The Arak case, on which a board ruling was expected later in a week-long meeting, has symbolised the diplomatic crisis over the Islamic Republic's nuclear ambitions.

Tehran says these are limited to generating electricity. The United States and European Union fear Iran is seeking bombs to threaten Israel and Western interests in the West Asia.

If uranium's fissile element is enriched to a low level, it can fuel power plants. Refined to 80 per cent or more, it becomes the explosive core of nuclear warheads.

Plutonium, a highly fissile by-product of heavy-water production, is suitable for bombs or power-plant fuel alike.

ARAK PLANT The 40-megawatt Arak complex is due for completion in 2009.

Iran says it will produce radio-isotopes for medical uses, replacing a smaller light-water reactor that predates Iran's 1979 Islamic Revolution and is said by Tehran to be obsolete.

Western leaders say there is a high risk Tehran's underlying agenda with Arak is to yield weapons-grade plutonium.

Iran says the reactor will be built whether IAEA safety aid is granted or not. It is one of 820 proposals from 115 nations to be considered by a board committee today through Wednesday and ratified at a full board conference on Thursday and Friday.

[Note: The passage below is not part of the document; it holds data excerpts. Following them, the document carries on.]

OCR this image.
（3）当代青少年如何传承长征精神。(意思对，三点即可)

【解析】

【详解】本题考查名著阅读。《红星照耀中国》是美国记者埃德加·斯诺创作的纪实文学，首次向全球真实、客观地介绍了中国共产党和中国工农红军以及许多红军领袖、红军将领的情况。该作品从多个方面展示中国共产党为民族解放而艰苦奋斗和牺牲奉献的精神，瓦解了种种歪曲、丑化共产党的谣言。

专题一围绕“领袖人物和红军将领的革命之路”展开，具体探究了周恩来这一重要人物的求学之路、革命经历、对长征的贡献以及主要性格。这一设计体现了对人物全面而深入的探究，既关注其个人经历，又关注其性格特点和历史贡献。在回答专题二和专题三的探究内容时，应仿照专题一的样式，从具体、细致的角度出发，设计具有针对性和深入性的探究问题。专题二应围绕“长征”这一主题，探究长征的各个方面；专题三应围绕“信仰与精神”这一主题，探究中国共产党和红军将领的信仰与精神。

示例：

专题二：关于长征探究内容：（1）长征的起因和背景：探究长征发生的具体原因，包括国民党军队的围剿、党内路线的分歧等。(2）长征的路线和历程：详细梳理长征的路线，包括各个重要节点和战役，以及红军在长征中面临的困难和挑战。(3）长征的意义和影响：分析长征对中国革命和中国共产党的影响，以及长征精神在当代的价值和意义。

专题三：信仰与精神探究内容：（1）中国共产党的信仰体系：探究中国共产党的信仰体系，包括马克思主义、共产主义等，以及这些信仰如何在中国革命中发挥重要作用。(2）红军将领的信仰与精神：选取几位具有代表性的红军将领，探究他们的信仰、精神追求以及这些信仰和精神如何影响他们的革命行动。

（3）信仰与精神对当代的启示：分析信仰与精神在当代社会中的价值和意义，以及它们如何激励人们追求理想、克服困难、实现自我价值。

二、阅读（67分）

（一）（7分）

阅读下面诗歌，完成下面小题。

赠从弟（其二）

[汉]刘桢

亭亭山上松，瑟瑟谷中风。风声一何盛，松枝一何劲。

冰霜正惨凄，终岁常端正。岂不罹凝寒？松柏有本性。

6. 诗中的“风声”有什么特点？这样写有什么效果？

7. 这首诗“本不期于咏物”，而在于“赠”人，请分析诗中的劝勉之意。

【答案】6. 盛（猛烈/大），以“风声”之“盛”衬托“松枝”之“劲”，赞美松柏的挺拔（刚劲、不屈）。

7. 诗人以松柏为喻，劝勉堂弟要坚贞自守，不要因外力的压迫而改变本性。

Ana-Maria Cetto, IAEA deputy director for technical cooperation, told Monday's gathering that legal experts in the agency's secretariat judged the Arak request legitimate because it did not involve enrichment-related or fuel-reprocessing activities the Security Council ordered to be suspended.

Iranian IAEA envoy Aliasghar Soltanieh, echoing criticism by some fellow members of the Non-Aligned Movement (NAM) developing nations, accused the West of politicising a technical aid process ''that should be impartial and professional.'' ''The reactor project will continue in any case,'' he said.

''But by approving this project, the IAEA will have much more presence and supervision at Arak than before, continuously monitoring and giving safety advice,'' Soltanieh told reporters.